Wednesday, January 6, 2016

Meat The Press, part 2015: How Pop Apostacy Pops Up In The Media

There's nothing .. and I mean nothing .. so jaw droppingly amusing when the media takes to its massive networks of print, internet, TV and radio mediums to take to task those whom it feels the need to cut down to size. 

There's perhaps no more pathetically hilarious season then when certain talking heads, steered by their producers pulling their strings by earpiece, want to remind us what "real Christianity" is all about when Christians and Christian institutions refuse to compromise to the social conventions everyone demands of it.
With polls and the cultural pulse takers of the day telling us how disconnected the church has become from the foundational truths which it has upheld for over two millenia, it's easy to feel that maybe we need to "evolve" and "revision" a more "user friendly" faith that isn't so intolerant, archaic, and out of touch with modern sensibilities.

So G. Shane Morris' biting response to the gainsaying day we live in is a refreshing reminder of just how countercultural that the Christian faith is and must be and shall be.

What matters, and what the media can’t for the life of them seem to understand is this: We, as Christians, do not worship a generic God-of-the-philosophers, non-trinitarian, and infinitely customizable to various faiths.
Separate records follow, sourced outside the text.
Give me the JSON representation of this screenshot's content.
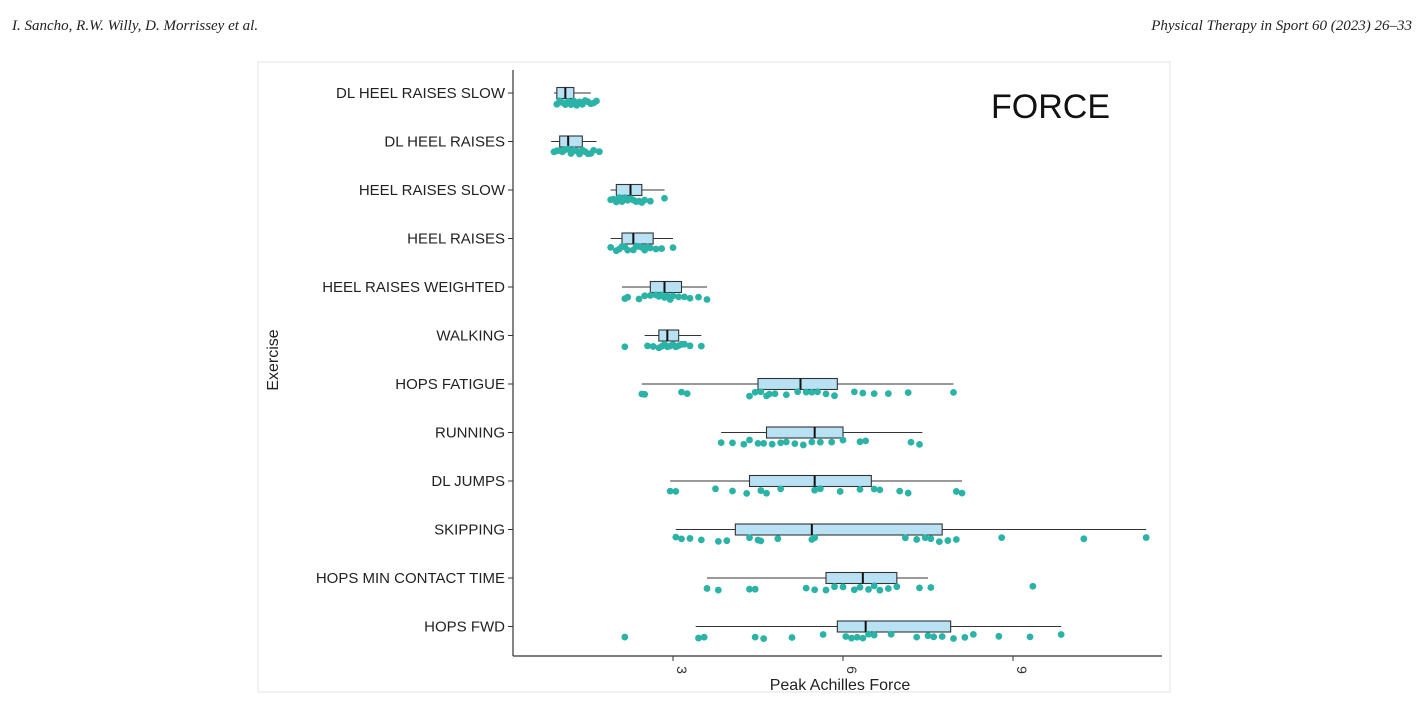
{
  "header": {
    "authors": "I. Sancho, R.W. Willy, D. Morrissey et al.",
    "journal": "Physical Therapy in Sport 60 (2023) 26–33"
  },
  "colors": {
    "box_fill": "#b9e1f4",
    "point": "#2ab3a6",
    "line": "#333333"
  },
  "chart_data": {
    "type": "boxplot",
    "title": "FORCE",
    "xlabel": "Peak Achilles Force",
    "ylabel": "Exercise",
    "xlim": [
      0.2,
      11.5
    ],
    "xticks": [
      3,
      6,
      9
    ],
    "grid": false,
    "categories": [
      {
        "name": "DL HEEL RAISES SLOW",
        "whisker_low": 0.9,
        "q1": 0.95,
        "median": 1.1,
        "q3": 1.25,
        "whisker_high": 1.55,
        "points": [
          0.95,
          1.0,
          1.05,
          1.1,
          1.15,
          1.2,
          1.25,
          1.3,
          1.35,
          1.4,
          1.45,
          1.5,
          1.55,
          1.6,
          1.65
        ]
      },
      {
        "name": "DL HEEL RAISES",
        "whisker_low": 0.85,
        "q1": 1.0,
        "median": 1.15,
        "q3": 1.4,
        "whisker_high": 1.65,
        "points": [
          0.9,
          0.95,
          1.0,
          1.05,
          1.1,
          1.15,
          1.2,
          1.25,
          1.3,
          1.35,
          1.4,
          1.45,
          1.5,
          1.55,
          1.6,
          1.7
        ]
      },
      {
        "name": "HEEL RAISES SLOW",
        "whisker_low": 1.9,
        "q1": 2.0,
        "median": 2.25,
        "q3": 2.45,
        "whisker_high": 2.85,
        "points": [
          1.9,
          1.95,
          2.0,
          2.05,
          2.1,
          2.15,
          2.2,
          2.25,
          2.3,
          2.35,
          2.4,
          2.45,
          2.5,
          2.6,
          2.85
        ]
      },
      {
        "name": "HEEL RAISES",
        "whisker_low": 1.9,
        "q1": 2.1,
        "median": 2.3,
        "q3": 2.65,
        "whisker_high": 3.0,
        "points": [
          1.9,
          2.0,
          2.05,
          2.1,
          2.15,
          2.2,
          2.3,
          2.35,
          2.4,
          2.45,
          2.5,
          2.55,
          2.6,
          2.7,
          2.8,
          3.0
        ]
      },
      {
        "name": "HEEL RAISES WEIGHTED",
        "whisker_low": 2.1,
        "q1": 2.6,
        "median": 2.85,
        "q3": 3.15,
        "whisker_high": 3.6,
        "points": [
          2.15,
          2.2,
          2.4,
          2.5,
          2.6,
          2.7,
          2.75,
          2.8,
          2.85,
          2.9,
          2.95,
          3.0,
          3.1,
          3.2,
          3.3,
          3.45,
          3.6
        ]
      },
      {
        "name": "WALKING",
        "whisker_low": 2.5,
        "q1": 2.75,
        "median": 2.9,
        "q3": 3.1,
        "whisker_high": 3.5,
        "points": [
          2.15,
          2.55,
          2.65,
          2.75,
          2.8,
          2.85,
          2.9,
          2.95,
          3.0,
          3.05,
          3.1,
          3.15,
          3.2,
          3.3,
          3.5
        ]
      },
      {
        "name": "HOPS FATIGUE",
        "whisker_low": 2.45,
        "q1": 4.5,
        "median": 5.25,
        "q3": 5.9,
        "whisker_high": 7.95,
        "points": [
          2.45,
          2.5,
          3.15,
          3.25,
          4.35,
          4.45,
          4.55,
          4.65,
          4.7,
          4.8,
          5.0,
          5.2,
          5.35,
          5.45,
          5.55,
          5.7,
          5.85,
          6.2,
          6.35,
          6.55,
          6.8,
          7.15,
          7.95
        ]
      },
      {
        "name": "RUNNING",
        "whisker_low": 3.85,
        "q1": 4.65,
        "median": 5.5,
        "q3": 6.0,
        "whisker_high": 7.4,
        "points": [
          3.85,
          4.05,
          4.25,
          4.35,
          4.5,
          4.6,
          4.75,
          4.9,
          5.0,
          5.15,
          5.3,
          5.45,
          5.6,
          5.8,
          6.0,
          6.3,
          6.4,
          7.2,
          7.35
        ]
      },
      {
        "name": "DL JUMPS",
        "whisker_low": 2.95,
        "q1": 4.35,
        "median": 5.5,
        "q3": 6.5,
        "whisker_high": 8.1,
        "points": [
          2.95,
          3.05,
          3.75,
          4.05,
          4.3,
          4.55,
          4.65,
          4.9,
          5.5,
          5.6,
          5.95,
          6.3,
          6.55,
          6.65,
          7.0,
          7.15,
          8.0,
          8.1
        ]
      },
      {
        "name": "SKIPPING",
        "whisker_low": 3.05,
        "q1": 4.1,
        "median": 5.45,
        "q3": 7.75,
        "whisker_high": 11.35,
        "points": [
          3.05,
          3.15,
          3.3,
          3.5,
          3.8,
          3.95,
          4.35,
          4.5,
          4.55,
          4.85,
          5.45,
          5.5,
          7.1,
          7.3,
          7.45,
          7.55,
          7.7,
          7.85,
          8.0,
          8.8,
          10.25,
          11.35
        ]
      },
      {
        "name": "HOPS MIN CONTACT TIME",
        "whisker_low": 3.6,
        "q1": 5.7,
        "median": 6.35,
        "q3": 6.95,
        "whisker_high": 7.5,
        "points": [
          3.6,
          3.8,
          4.35,
          4.45,
          5.35,
          5.5,
          5.7,
          5.85,
          6.0,
          6.2,
          6.3,
          6.45,
          6.55,
          6.65,
          6.8,
          6.95,
          7.35,
          7.55,
          9.35
        ]
      },
      {
        "name": "HOPS FWD",
        "whisker_low": 3.4,
        "q1": 5.9,
        "median": 6.4,
        "q3": 7.9,
        "whisker_high": 9.85,
        "points": [
          2.15,
          3.45,
          3.55,
          4.45,
          4.6,
          5.1,
          5.65,
          6.05,
          6.15,
          6.25,
          6.35,
          6.45,
          6.55,
          6.85,
          7.3,
          7.5,
          7.6,
          7.75,
          7.95,
          8.15,
          8.3,
          8.75,
          9.3,
          9.85
        ]
      }
    ]
  }
}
Our God insists on being known as Father, Son, and Holy Spirit, as revealed in the New Testament.

When a Christian or a journalist demands we act like Jesus and just get along with everybody, I remind them that Jesus wrecked the Kumbaya of first-century Jewish theology by making exactly the claim about himself I’m making now: He is God in human flesh.
Do Christians and Muslims worship the same god? Well, is Jesus Christ God? You can’t answer “yes” to both, no matter how loudly the theologians in the media insist otherwise.

His throwing down of the gauntlet can be read in full here.   I can only wish I'd written it first.